3.2.5. Difference by Grade
Third-year students showed the highest acceptance of generative AI, particularly in improving textual sensitivity, fluency, and originality. This was related to the inclusion of the “Technology Arts Project” course in their curriculum, which offered more opportunities to engage with generative AI. These results highlighted the effectiveness of incorporating generative AI into academic courses as a means to enhance creative expression.
3.2.6. Difference by Gender
Female students generally rated generative AI higher than male students in visual creation, especially in sensitivity, fluency, and flexibility. In textual originality, female students had higher evaluations, reflecting their focus on detail, emotion, and style. Conversely, male students excelled in textual elaboration and the application of visual composition, suggesting gender-based differences in learning styles and creative preferences.

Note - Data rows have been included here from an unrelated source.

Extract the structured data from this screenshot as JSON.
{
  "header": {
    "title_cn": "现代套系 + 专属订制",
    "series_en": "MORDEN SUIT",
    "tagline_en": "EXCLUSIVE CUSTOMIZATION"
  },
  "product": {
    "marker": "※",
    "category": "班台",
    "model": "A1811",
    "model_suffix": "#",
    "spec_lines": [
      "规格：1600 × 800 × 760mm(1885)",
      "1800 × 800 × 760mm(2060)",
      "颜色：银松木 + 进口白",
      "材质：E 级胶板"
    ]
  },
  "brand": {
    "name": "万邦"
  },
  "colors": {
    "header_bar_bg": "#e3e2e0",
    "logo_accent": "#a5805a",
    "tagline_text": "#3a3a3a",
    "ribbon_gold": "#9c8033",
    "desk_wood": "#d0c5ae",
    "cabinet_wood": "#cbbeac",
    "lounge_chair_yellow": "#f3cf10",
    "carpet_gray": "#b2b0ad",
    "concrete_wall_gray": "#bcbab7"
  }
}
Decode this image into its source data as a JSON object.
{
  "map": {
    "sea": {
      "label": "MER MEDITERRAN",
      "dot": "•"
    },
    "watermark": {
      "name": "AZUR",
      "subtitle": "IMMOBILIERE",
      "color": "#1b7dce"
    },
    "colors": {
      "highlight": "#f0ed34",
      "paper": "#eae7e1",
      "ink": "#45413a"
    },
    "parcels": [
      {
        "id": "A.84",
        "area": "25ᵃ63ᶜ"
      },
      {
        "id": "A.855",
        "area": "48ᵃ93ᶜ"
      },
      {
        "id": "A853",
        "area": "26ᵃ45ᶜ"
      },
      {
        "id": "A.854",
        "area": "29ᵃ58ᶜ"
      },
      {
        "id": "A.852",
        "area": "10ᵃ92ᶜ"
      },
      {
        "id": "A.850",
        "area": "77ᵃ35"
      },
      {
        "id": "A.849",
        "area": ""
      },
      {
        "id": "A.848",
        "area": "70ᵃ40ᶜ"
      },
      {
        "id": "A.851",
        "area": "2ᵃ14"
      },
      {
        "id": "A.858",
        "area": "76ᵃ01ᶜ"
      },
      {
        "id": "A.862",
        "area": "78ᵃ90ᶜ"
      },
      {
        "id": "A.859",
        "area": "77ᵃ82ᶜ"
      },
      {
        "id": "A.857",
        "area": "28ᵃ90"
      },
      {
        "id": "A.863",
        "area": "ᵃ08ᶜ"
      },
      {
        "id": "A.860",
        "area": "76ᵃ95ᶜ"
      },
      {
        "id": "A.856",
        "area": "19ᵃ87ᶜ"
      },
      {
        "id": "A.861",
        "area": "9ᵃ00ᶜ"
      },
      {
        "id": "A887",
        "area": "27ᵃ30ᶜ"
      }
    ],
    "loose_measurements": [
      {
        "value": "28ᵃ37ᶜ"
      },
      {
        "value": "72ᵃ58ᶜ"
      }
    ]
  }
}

Generative AI served as a vital assistive tool in students’ creative learning, not only enhancing their overall creativity but also accelerating their design capabilities. These results support the active integration of AI technologies in education to promote innovation and enhance skill development.
4. Conclusions
The application value of generative AI in visual design education was examined in this study. Generative AI effectively accelerated the design process, stimulated creative inspiration, and diversified design solutions, significantly enhancing students’ creativity and technical skills. However, excessive reliance on AI suppressed originality, underscoring the need for instructional strategies that balance technological assistance with individual creativity. It was revealed that generative AI positively impacted sensitivity, fluency, flexibility, originality, and elaboration. AI’s computational capabilities enhanced students’ attention to creative details, streamlined design processes to improve fluency, and promoted adaptability by generating diverse outputs. However, regarding originality, over-reliance on AI hindered students’ expression. Educators need to encourage students to develop unique styles and creative depth while leveraging AI as a supportive tool. Course outcomes demonstrated that generative AI assistance helped students produce competition-grade works. Nevertheless, educators must emphasize AI’s role as a complementary tool rather than a substitute for critical thinking and creative autonomy. Future research is necessary to identify the optimal applications of AI across diverse educational contexts and develop teaching strategies that ensure students maintain a balanced development of creativity and technical proficiency while mastering AI technologies.